Research on the relationship between the apocalyptic tradition and the literary imagination has typically espoused a temporal approach which in one way or another revolves around the order of events that precedes the end of history and the ensuing establishment of a new world. This study, by contrast, explores the spatial dimensions of apocalypse, more precisely the way in which the settings of the Book of Revelation are taken up by contemporary American writers and related to more general but also more contested concerns of territorial integrity and national identity. Influenced by Lefebvre's theories, the study understands territory not simply as the container of certain structures and practices but also as the result of them, just as bird song is not framed by but rather constructive of territorial borders.
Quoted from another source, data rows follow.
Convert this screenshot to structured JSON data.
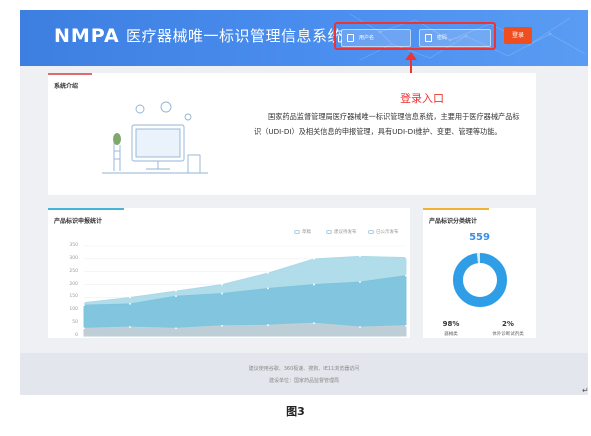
{
  "header": {
    "logo": "NMPA",
    "title": "医疗器械唯一标识管理信息系统",
    "username_placeholder": "用户名",
    "password_placeholder": "密码",
    "login_button": "登录"
  },
  "annotation": "登录入口",
  "intro": {
    "title": "系统介绍",
    "text": "国家药品监督管理局医疗器械唯一标识管理信息系统，主要用于医疗器械产品标识（UDI-DI）及相关信息的申报管理，具有UDI-DI维护、变更、管理等功能。"
  },
  "stats_card": {
    "title": "产品标识申报统计",
    "legend": [
      "草稿",
      "建议待发布",
      "已公示发布"
    ]
  },
  "classification_card": {
    "title": "产品标识分类统计",
    "total": "559",
    "items": [
      {
        "percent": "98%",
        "label": "器械类"
      },
      {
        "percent": "2%",
        "label": "体外诊断试剂类"
      }
    ]
  },
  "footer": {
    "line1": "建议使用谷歌、360极速、搜狗、IE11浏览器访问",
    "line2": "建设单位：国家药品监督管理局"
  },
  "caption": "图3",
  "chart_data": [
    {
      "type": "area",
      "title": "产品标识申报统计",
      "yticks": [
        "350",
        "300",
        "250",
        "200",
        "150",
        "100",
        "50",
        "0"
      ],
      "ylim": [
        0,
        350
      ],
      "x": [
        1,
        2,
        3,
        4,
        5,
        6,
        7,
        8
      ],
      "series": [
        {
          "name": "草稿",
          "values": [
            130,
            150,
            175,
            200,
            245,
            300,
            310,
            305
          ]
        },
        {
          "name": "建议待发布",
          "values": [
            120,
            125,
            155,
            165,
            185,
            200,
            210,
            235
          ]
        },
        {
          "name": "已公示发布",
          "values": [
            30,
            35,
            30,
            40,
            42,
            50,
            35,
            40
          ]
        }
      ],
      "colors": [
        "#a9d8e8",
        "#7cc3dd",
        "#c9cfd6"
      ]
    },
    {
      "type": "pie",
      "title": "产品标识分类统计",
      "categories": [
        "器械类",
        "体外诊断试剂类"
      ],
      "values": [
        98,
        2
      ],
      "colors": [
        "#2f9ee6",
        "#d9edf8"
      ]
    }
  ]
}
It is the equivalent of such 'songs' that this book seeks to listen in on, i.e. the apocalyptic narratives that have been passed on through the centuries to define and sustain territory on a local, regional, and national level, and the way in which seven novels by Rick Moody, Toni Morrison, Jesmyn Ward, Cormac McCarthy, and Michael Chabon respond to them.


Anna Hellén is an associate professor at Borås University, Sweden. She has previously held positions at Gothenburg University and Lund University in addition to a visiting fellowship at Harvard University made possible by a grant from the Sweden-America Foundation. Her main research fields are American nineteenth-century literature, particularly Herman Melville, and contemporary American literature.